Technologia nie atakuje tylko jakichś debili z najniższych warstw społecznych. Ona niszczy każdego, sprowadza do zera samorozwój, spłyca kontakty społeczne i często ogranicza w wielu dziedzinach życia. Jest to jak broń masowego rażenia, bo atakuje w niemal wszystkich ludzi i niemal na wszystkich wpływa tak samo negatywnie.
Osobiście ograniczyłem sobie korzystanie z komputera przez założenie hasła do 1,5 godziny dziennie podczas studiów. Dzięki temu zdałem pierwszy rok i znalazłem czas na wiele rzeczy, które bym olał gdybym tego nie zrobił. Gdy mówię o tym innym ludziom ci patrzą na mnie jak na debila.

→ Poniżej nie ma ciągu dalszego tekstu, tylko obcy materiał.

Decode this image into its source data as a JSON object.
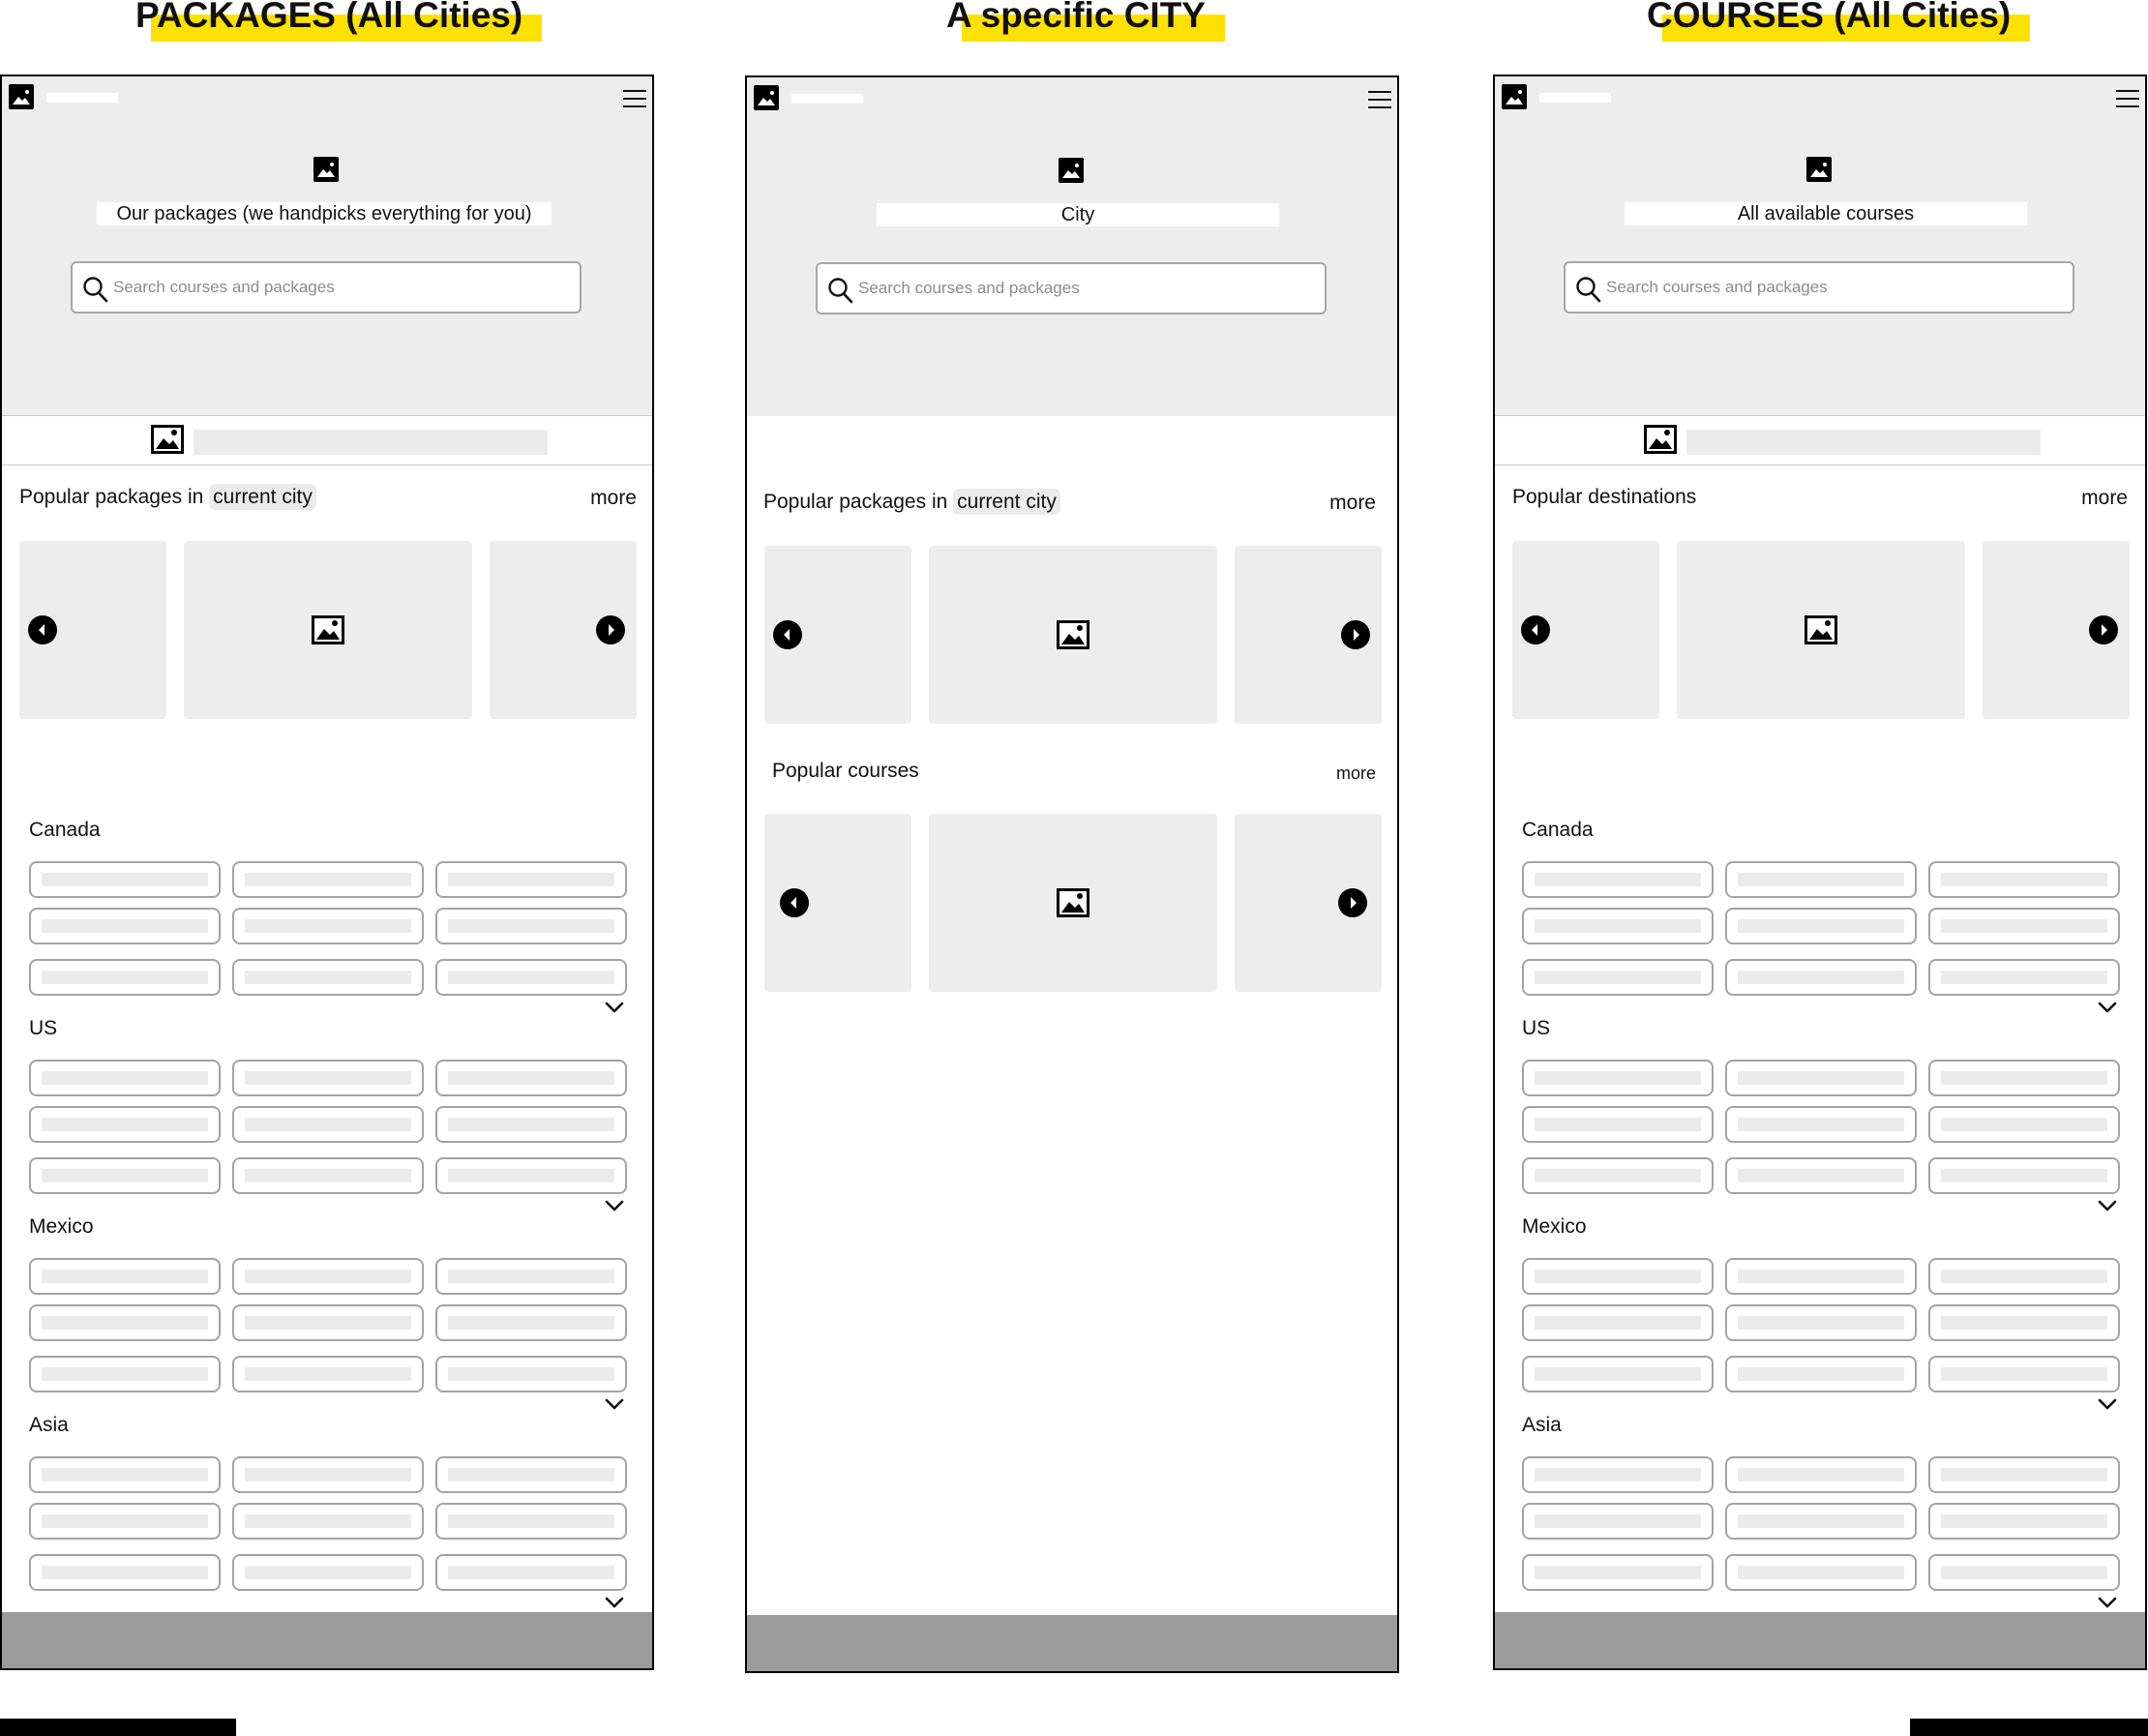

Panuje już powszechna opinia, że oszalałem i mi się w głowie poprzewracało. Co odważniejsi mówią mi to osobiście, że mnie po***ało. Niektórzy ze zdziwieniem patrzą i się pytają co ja w takim razie robię w ciągu dnia bez komputera Tak więc internet przeszedł już jako normalna część życia codziennego i zgadzam się ze stwierdzeniem, że większość nie wytrzymałaby tygodnia bez komputera i telefonu.